Part 1 – assessment
The first part of the study is an assessment to find out if invited participants are eligible for a lung screening CT scan. The assessment involves answering some questions with a nurse about your personal and family health history and smoking history. This can be done over the phone, by video call or in person.
If your assessment shows you are not at high risk of getting lung cancer, then you will not need a CT scan. Your participation in the study will end here. You might be offered an assessment again in the future, as your risk can change over time.
If your assessment shows you are at higher risk of lung cancer, you will be invited to have a CT scan, which is a type of X-ray. This does not mean you have lung cancer.
Part 2 – CT scan
A nurse or doctor will talk with you about the pros and cons of having a CT scan and what is involved. They will also talk about what happens if the scan finds something. This will help you decide whether or not to have a CT scan.
If you decide to have a CT scan, an appointment will be made for a time that suits you.

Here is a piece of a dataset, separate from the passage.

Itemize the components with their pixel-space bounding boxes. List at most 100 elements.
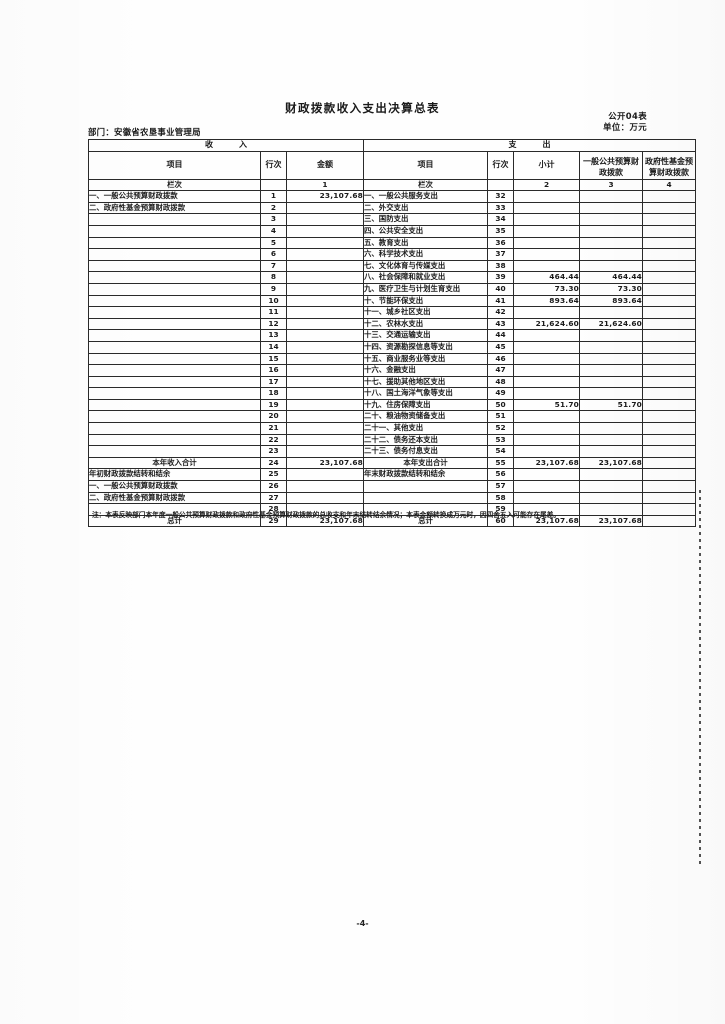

Once you have had your CT scan, the pictures are sent to a radiologist who will search for ‘spots’ on your lungs (called nodules). They may also find other health issues. The radiologist will send a report to the doctors in our study.

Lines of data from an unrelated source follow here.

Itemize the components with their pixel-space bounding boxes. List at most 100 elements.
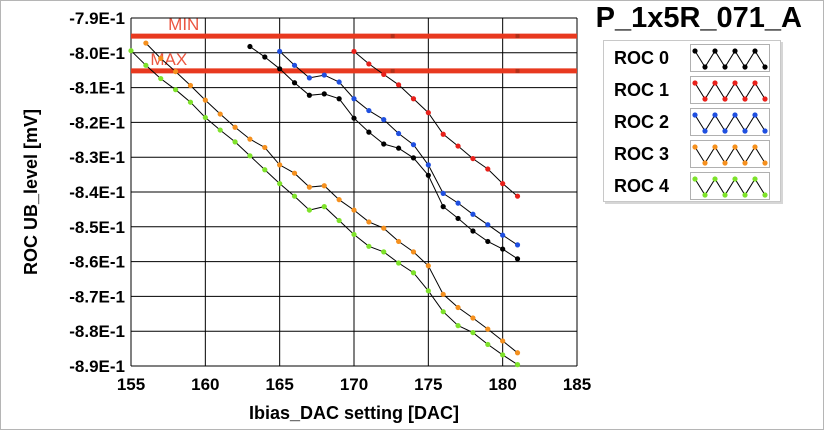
legend-swatch-marker — [702, 96, 708, 102]
legend-swatch-marker — [692, 80, 698, 86]
x-axis-title: Ibias_DAC setting [DAC] — [249, 403, 459, 423]
legend-item-roc2: ROC 2 — [604, 108, 780, 136]
legend-swatch-marker — [742, 192, 748, 198]
data-point-roc0 — [351, 115, 357, 121]
data-point-roc2 — [396, 130, 402, 137]
data-point-roc2 — [336, 79, 342, 85]
legend-swatch-marker — [722, 192, 728, 198]
data-point-roc1 — [514, 193, 521, 199]
y-tick-label: -8.8E-1 — [69, 322, 125, 341]
data-point-roc4 — [306, 207, 312, 213]
legend-label: ROC 4 — [614, 176, 670, 196]
y-tick-label: -8.5E-1 — [69, 218, 125, 237]
data-point-roc1 — [440, 131, 446, 137]
data-point-roc2 — [321, 72, 327, 78]
data-point-roc4 — [410, 270, 417, 276]
data-point-roc4 — [202, 114, 208, 121]
y-tick-label: -8.2E-1 — [69, 113, 125, 132]
data-point-roc2 — [351, 96, 357, 102]
data-point-roc3 — [202, 97, 208, 103]
data-point-roc3 — [217, 111, 223, 117]
series-line-roc1 — [353, 51, 518, 197]
data-point-roc3 — [381, 225, 387, 231]
legend-swatch-line — [694, 82, 766, 100]
data-point-roc3 — [232, 124, 238, 130]
y-axis-title: ROC UB_level [mV] — [21, 109, 41, 275]
data-point-roc1 — [366, 61, 372, 67]
data-point-roc3 — [410, 249, 417, 255]
data-point-roc2 — [440, 190, 446, 196]
legend-item-roc4: ROC 4 — [604, 172, 780, 200]
x-tick-label: 185 — [563, 375, 591, 394]
x-tick-label: 160 — [191, 375, 219, 394]
legend-swatch-marker — [762, 96, 768, 102]
data-point-roc4 — [217, 127, 223, 133]
x-tick-label: 165 — [265, 375, 293, 394]
legend-label: ROC 2 — [614, 112, 670, 132]
data-point-roc3 — [187, 82, 194, 89]
data-point-roc1 — [410, 96, 417, 102]
legend-swatch-marker — [732, 80, 738, 86]
legend-swatch — [690, 140, 770, 168]
legend-swatch-marker — [712, 112, 718, 118]
data-point-roc4 — [470, 329, 476, 336]
legend-swatch-marker — [742, 96, 748, 102]
data-point-roc3 — [173, 68, 179, 75]
threshold-marker — [515, 34, 520, 39]
data-point-roc0 — [396, 145, 402, 151]
legend-swatch-marker — [742, 64, 748, 70]
y-tick-label: -8.4E-1 — [69, 183, 125, 202]
legend-swatch-marker — [762, 192, 768, 198]
data-point-roc4 — [440, 309, 446, 315]
data-point-roc3 — [470, 315, 476, 321]
y-tick-label: -8.9E-1 — [69, 357, 125, 376]
legend-item-roc1: ROC 1 — [604, 76, 780, 104]
data-point-roc0 — [366, 129, 372, 135]
x-tick-label: 155 — [117, 375, 145, 394]
legend-swatch-marker — [702, 128, 708, 134]
data-point-roc4 — [173, 87, 179, 93]
x-tick-label: 180 — [488, 375, 516, 394]
legend-swatch-marker — [732, 144, 738, 150]
data-point-roc1 — [351, 48, 357, 55]
data-point-roc4 — [351, 231, 357, 238]
data-point-roc0 — [470, 228, 476, 234]
x-tick-label: 175 — [414, 375, 442, 394]
legend-swatch-marker — [752, 112, 758, 118]
legend-swatch — [690, 44, 770, 72]
legend-swatch-marker — [712, 176, 718, 182]
legend-swatch-marker — [752, 80, 758, 86]
data-point-roc0 — [455, 215, 461, 222]
data-point-roc0 — [321, 91, 327, 97]
legend-swatch-marker — [692, 176, 698, 182]
data-point-roc0 — [500, 246, 506, 252]
data-point-roc3 — [277, 162, 283, 168]
data-point-roc4 — [232, 139, 238, 145]
data-point-roc3 — [366, 219, 372, 225]
data-point-roc4 — [514, 362, 521, 368]
data-point-roc1 — [381, 71, 387, 77]
legend: ROC 0 ROC 1 ROC 2 ROC 3 ROC 4 — [603, 40, 781, 202]
legend-label: ROC 3 — [614, 144, 670, 164]
data-point-roc3 — [262, 144, 268, 151]
x-tick-label: 170 — [340, 375, 368, 394]
legend-swatch-marker — [692, 48, 698, 54]
data-point-roc2 — [514, 242, 521, 248]
data-point-roc2 — [485, 222, 491, 228]
threshold-label-min: MIN — [168, 15, 199, 34]
legend-swatch-marker — [702, 64, 708, 70]
legend-swatch-marker — [722, 64, 728, 70]
data-point-roc3 — [455, 304, 461, 311]
data-point-roc0 — [440, 204, 446, 210]
data-point-roc3 — [425, 263, 431, 269]
legend-swatch-marker — [762, 128, 768, 134]
data-point-roc4 — [455, 323, 461, 329]
data-point-roc3 — [143, 40, 149, 46]
legend-swatch-marker — [692, 112, 698, 118]
data-point-roc4 — [500, 352, 506, 358]
legend-swatch-marker — [722, 160, 728, 166]
legend-swatch-marker — [742, 128, 748, 134]
data-point-roc2 — [291, 62, 298, 68]
legend-swatch-marker — [762, 160, 768, 166]
legend-swatch-marker — [752, 144, 758, 150]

Your GP or a nurse from your usual clinic will talk about your results either over the phone or in person.
If nodules are found, the doctors will talk through what this means and what should happen next.
Some people with nodules will have another CT scan to see if the nodule has changed. Some people will be offered other tests to see if the nodule is cancer or something else.
If anything else is found on the CT scan, we will talk to you about what this means and whether anything needs to be done.
We welcome whānau or other support people to be involved in your lung cancer screening journey if you choose to take part. Support people are welcome to ask questions and attend any appointments with you.